Why is u 238 used for dating rocks simple definition of carbon dating
This deposit formed within just a few hours (Morris and Austin 2009, 50, 52–54). “A Novel Approach to Varve Counting Using μXRF and X-Radiography in Combination with Thin-Section Microscopy, Applied to the Late Glacial Chronology from Lake Suigetsu, Japan.” Quaternary Geochronology 13: 70–80. Likewise, interpretation of other rock units consisting of many thin laminations makes more sense if one assumes that the laminae were formed rapidly.

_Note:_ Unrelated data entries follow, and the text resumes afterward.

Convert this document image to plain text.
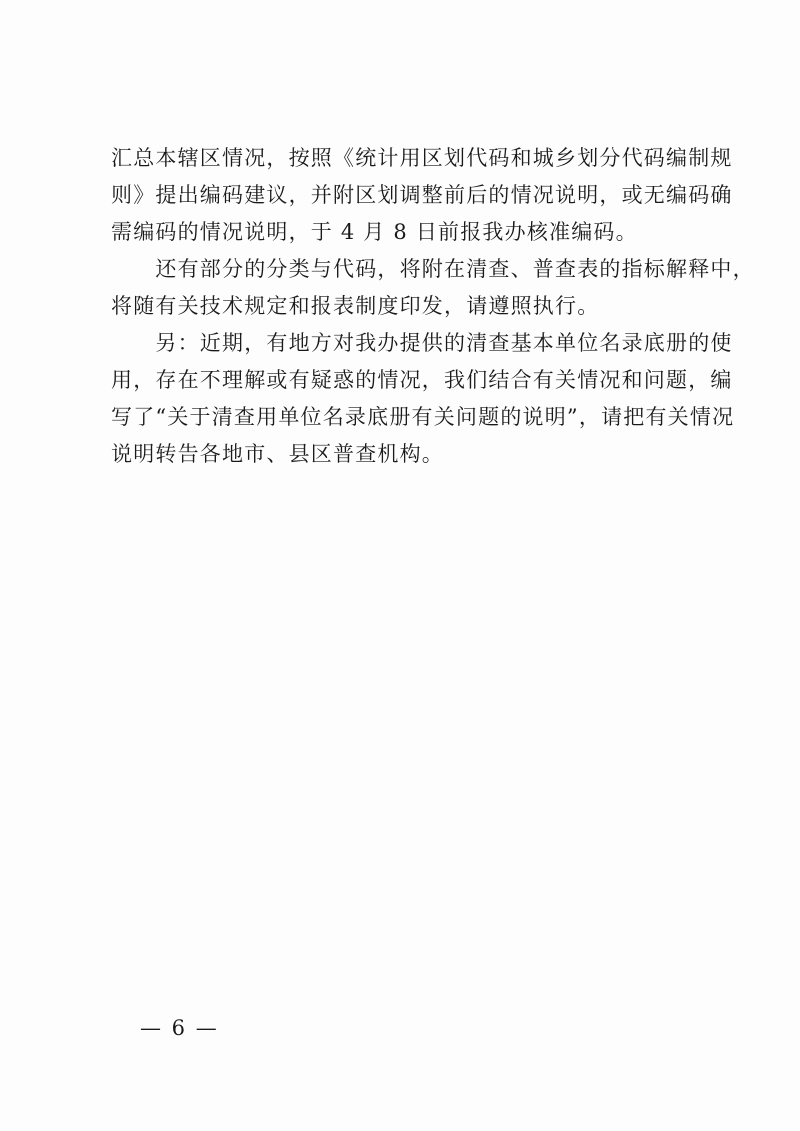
汇总本辖区情况，按照《统计用区划代码和城乡划分代码编制规
则》提出编码建议，并附区划调整前后的情况说明，或无编码确
需编码的情况说明，于 4 月 8 日前报我办核准编码。
　　还有部分的分类与代码，将附在清查、普查表的指标解释中，
将随有关技术规定和报表制度印发，请遵照执行。
　　另：近期，有地方对我办提供的清查基本单位名录底册的使
用，存在不理解或有疑惑的情况，我们结合有关情况和问题，编
写了“关于清查用单位名录底册有关问题的说明”，请把有关情况
说明转告各地市、县区普查机构。
— 6 —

French creation scientist Guy Berthault performed groundbreaking laboratory experiments demonstrating that multiple laminations can form spontaneously when sediment mixtures consisting of particles of different sizes are deposited in air, running water, or still water.
Likewise, on November 12, 2012, the author of the Naturalis Historia blog posted a lengthy article on Lake Suigetsu (https://thenaturalhistorian.com/creationism/) which included a reproduction of Figure 7 from the Davidson and Wolgemuth (2010) paper. Alternating patterns of distinct laminae are commonly identified within glacial lake deposits and are generally interpreted in the following way: during the summer months as meltwaters increase flow to the lakes, layers of more coarse sediment are formed, whereas the decreased meltwater in winter results in thinner, more clay-rich layers.
A varve is defined as “A sedimentary bed or sequence of laminae deposited in a body of still water within one year’s time . The net result, in theory, is an “annual” varve consisting of a summer and winter depositional couplet layer.
Even uniformitarian geologists have acknowledged that stratification can occur quickly.
Almost ten years later, the results of similar experiments were published in Nature (Makse et al.